Roman coins attest to Agrippina’s extraordinary position during the first years of Nero’s reign, depicting the new ruler and his mother facing each other on the obverse, the side of the coin usually reserved for the imperial portrait. It was a striking innovation that will surely have raised some Roman eyebrows.

Tacitus and other authors scorn the empress’s usurpation of more and more male privileges. Notoriously, she listened in on Senate meetings from behind a curtain and could barely be prevented from interfering in the reception of a foreign embassy. When Nero tried to free himself from his mother’s influence, Agrippina even made a calculated effort to seduce him to bring him back under her sway. In the end he saw no other solution than having her murdered, although it took quite some effort before she was finally dead.
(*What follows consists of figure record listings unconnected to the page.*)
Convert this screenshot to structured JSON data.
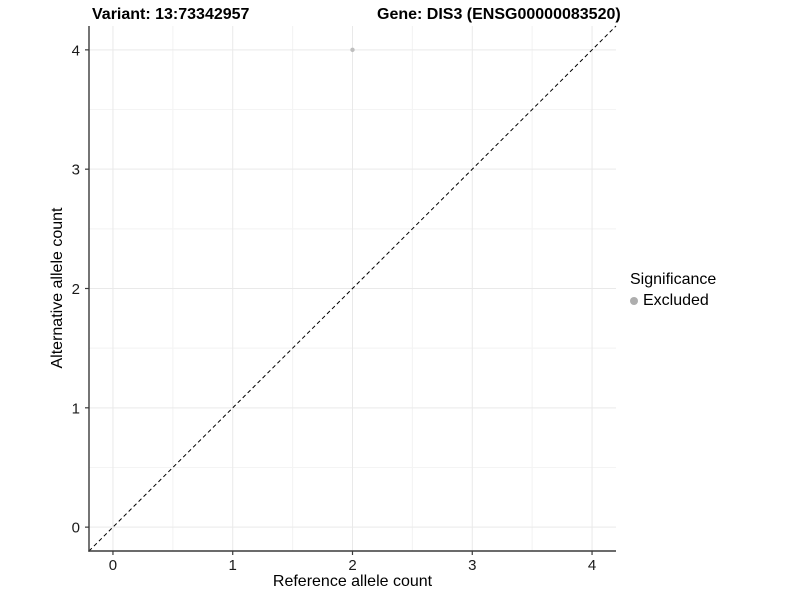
{
  "title": {
    "variant": "Variant: 13:73342957",
    "gene": "Gene: DIS3 (ENSG00000083520)"
  },
  "axes": {
    "x_label": "Reference allele count",
    "y_label": "Alternative allele count"
  },
  "legend": {
    "title": "Significance",
    "position": "right",
    "items": [
      {
        "label": "Excluded",
        "color": "#aeaeae"
      }
    ]
  },
  "chart_data": {
    "type": "scatter",
    "title": "Variant: 13:73342957   Gene: DIS3 (ENSG00000083520)",
    "xlabel": "Reference allele count",
    "ylabel": "Alternative allele count",
    "xlim": [
      -0.2,
      4.2
    ],
    "ylim": [
      -0.2,
      4.2
    ],
    "x_ticks": [
      0,
      1,
      2,
      3,
      4
    ],
    "y_ticks": [
      0,
      1,
      2,
      3,
      4
    ],
    "minor_grid_step": 0.5,
    "grid": true,
    "legend_position": "right",
    "series": [
      {
        "name": "Excluded",
        "color": "#bebebe",
        "points": [
          {
            "x": 2,
            "y": 4
          }
        ]
      }
    ],
    "reference_line": {
      "type": "identity-diagonal",
      "style": "dashed",
      "from": [
        -0.2,
        -0.2
      ],
      "to": [
        4.2,
        4.2
      ],
      "color": "#000000"
    }
  },
  "colors": {
    "background": "#ffffff",
    "grid_major": "#e9e9e9",
    "grid_minor": "#f4f4f4",
    "axis_line": "#3a3a3a",
    "tick_text": "#1a1a1a",
    "point": "#bebebe"
  }
}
Even to a casual reader, it’s unmistakable that the figures of Messalina and Agrippina as portrayed by Roman historians evoke male anxieties, each challenging male authority in their own way. Their extremely hostile depictions in ancient literature betray a deeply felt unease with women taking initiative to pursue their own goals – especially if those goals were related to sex or power.

We can take these stories as testimony of a misogynist culture from the distant past. Yet there is something eerily familiar about the images of the man-eating seductress and the domineering wife and mother. Modern women have gained more freedom to pursue a career in politics, but the clichés are by no means a thing of the past.